Faced with extreme distrust among the electorate for the market, a society polarized vertically into winners and losers, and horizontally into right and left-wing camps, the politicians used the state budget, and empty populism as a sticking plaster to conceal the legitimacy problem that first emerged in 1995. From 2002, an election year in which the victorious MSZP both promised and delivered unfunded largesse, the budget deficit and public debt exploded. This explosion of state spending is often presented as a consequence of lax budget control, and the moral failings of Hungary’s politicians. Though both these were present in abundance, this growth stemmed from two factors – one rooted in Hungary’s post-socialist political economy, which I don’t want to describe here, as it is worthy of longer explanation; the other was a symptom of the slow-burn crisis of the political system. Given their adherence to the financial markets (and the necessity thereof), Hungary’s political parties were left with a deep democratic deficit from 1995 onwards. They sought to plug this deficit through using and playing the game of political polarization, but more importantly were only able to win support through using the state budget to compensate their respective constituencies for the failures of the economy to provide them the jobs and living standards to which they aspired.
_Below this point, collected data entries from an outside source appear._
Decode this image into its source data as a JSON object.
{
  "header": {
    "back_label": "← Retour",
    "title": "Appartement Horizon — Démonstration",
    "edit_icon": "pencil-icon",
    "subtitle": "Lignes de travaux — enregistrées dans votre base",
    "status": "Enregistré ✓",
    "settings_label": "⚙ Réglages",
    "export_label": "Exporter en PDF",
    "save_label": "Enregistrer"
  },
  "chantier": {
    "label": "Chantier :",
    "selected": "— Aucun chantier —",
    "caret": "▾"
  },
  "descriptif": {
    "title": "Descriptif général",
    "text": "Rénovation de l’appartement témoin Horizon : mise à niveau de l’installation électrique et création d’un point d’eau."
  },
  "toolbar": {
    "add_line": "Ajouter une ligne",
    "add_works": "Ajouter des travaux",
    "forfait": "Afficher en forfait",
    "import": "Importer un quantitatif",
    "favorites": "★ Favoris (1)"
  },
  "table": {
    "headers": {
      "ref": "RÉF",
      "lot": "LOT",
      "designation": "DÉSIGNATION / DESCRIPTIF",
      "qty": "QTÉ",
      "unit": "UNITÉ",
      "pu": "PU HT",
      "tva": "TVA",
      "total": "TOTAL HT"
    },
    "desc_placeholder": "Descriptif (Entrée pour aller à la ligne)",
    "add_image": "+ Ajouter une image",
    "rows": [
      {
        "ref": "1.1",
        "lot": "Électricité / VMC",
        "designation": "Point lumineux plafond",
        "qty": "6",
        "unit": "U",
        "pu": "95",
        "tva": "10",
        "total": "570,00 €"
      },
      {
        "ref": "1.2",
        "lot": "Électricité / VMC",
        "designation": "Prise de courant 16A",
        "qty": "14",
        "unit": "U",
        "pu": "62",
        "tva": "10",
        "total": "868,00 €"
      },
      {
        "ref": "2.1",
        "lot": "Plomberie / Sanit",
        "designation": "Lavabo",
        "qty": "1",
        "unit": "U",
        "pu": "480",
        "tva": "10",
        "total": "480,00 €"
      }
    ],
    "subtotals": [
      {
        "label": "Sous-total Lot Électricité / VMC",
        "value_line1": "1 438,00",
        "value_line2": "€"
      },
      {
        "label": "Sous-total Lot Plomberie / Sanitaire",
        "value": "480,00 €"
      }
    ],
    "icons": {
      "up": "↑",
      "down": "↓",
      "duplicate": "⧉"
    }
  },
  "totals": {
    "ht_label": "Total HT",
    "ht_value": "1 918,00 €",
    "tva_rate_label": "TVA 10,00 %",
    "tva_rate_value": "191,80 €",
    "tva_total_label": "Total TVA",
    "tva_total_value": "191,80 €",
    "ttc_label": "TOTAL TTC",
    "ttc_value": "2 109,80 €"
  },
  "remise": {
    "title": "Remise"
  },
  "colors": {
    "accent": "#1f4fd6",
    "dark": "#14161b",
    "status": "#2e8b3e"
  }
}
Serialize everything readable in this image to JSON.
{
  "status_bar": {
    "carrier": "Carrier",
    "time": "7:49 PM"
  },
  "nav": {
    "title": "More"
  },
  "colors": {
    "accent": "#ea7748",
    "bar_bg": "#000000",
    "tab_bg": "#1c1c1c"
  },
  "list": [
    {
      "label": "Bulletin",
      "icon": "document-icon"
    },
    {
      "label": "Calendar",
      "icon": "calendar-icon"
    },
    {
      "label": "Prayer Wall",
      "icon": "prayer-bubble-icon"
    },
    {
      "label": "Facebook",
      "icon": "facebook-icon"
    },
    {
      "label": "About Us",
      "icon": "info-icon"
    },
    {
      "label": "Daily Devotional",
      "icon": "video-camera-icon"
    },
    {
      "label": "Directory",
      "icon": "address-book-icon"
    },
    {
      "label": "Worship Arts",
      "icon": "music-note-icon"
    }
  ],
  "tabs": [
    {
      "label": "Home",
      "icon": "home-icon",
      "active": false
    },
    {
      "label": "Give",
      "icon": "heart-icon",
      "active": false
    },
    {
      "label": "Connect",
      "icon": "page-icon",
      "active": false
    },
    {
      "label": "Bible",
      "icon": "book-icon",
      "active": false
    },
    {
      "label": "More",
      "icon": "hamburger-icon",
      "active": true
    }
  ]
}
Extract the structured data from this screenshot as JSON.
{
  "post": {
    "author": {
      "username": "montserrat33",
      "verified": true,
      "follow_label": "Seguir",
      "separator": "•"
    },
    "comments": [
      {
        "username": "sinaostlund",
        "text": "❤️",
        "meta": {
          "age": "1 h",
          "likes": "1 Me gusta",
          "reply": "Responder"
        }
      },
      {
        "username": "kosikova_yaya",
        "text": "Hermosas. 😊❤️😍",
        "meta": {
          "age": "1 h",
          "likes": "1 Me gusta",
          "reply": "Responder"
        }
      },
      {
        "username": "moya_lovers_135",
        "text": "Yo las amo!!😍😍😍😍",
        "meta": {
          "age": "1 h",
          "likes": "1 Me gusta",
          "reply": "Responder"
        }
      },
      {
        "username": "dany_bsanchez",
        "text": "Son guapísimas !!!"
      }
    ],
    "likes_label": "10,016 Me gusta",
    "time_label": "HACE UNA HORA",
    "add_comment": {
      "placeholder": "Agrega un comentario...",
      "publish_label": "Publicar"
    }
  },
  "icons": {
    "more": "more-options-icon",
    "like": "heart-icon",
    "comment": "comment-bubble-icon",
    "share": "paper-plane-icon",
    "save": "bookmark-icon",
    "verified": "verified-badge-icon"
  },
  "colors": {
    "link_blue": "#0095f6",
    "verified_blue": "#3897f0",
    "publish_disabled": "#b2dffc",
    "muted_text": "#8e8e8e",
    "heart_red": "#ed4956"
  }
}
All of this culminated in the 2006 elections, and their aftermath – one of horribly low public trust, deep suspicion of pro-market “reform” measures (demonstrated most clearly by the overwhelming victories for the “yes” camp in the spring 2008 referenda), considerable and growing public anger with low standards of living, and greater assertiveness by the extreme right.

Clearly, therefore, it is not only Hungary’s financial institutions which require rescuing, but its democratic institutions do too. Given the roots of the slow-burn crisis of the political system, it is rather easy to see why the IMF/EU/World Bank package risks killing (or at least wounding fatally) the democratic institutions established in 1989-90.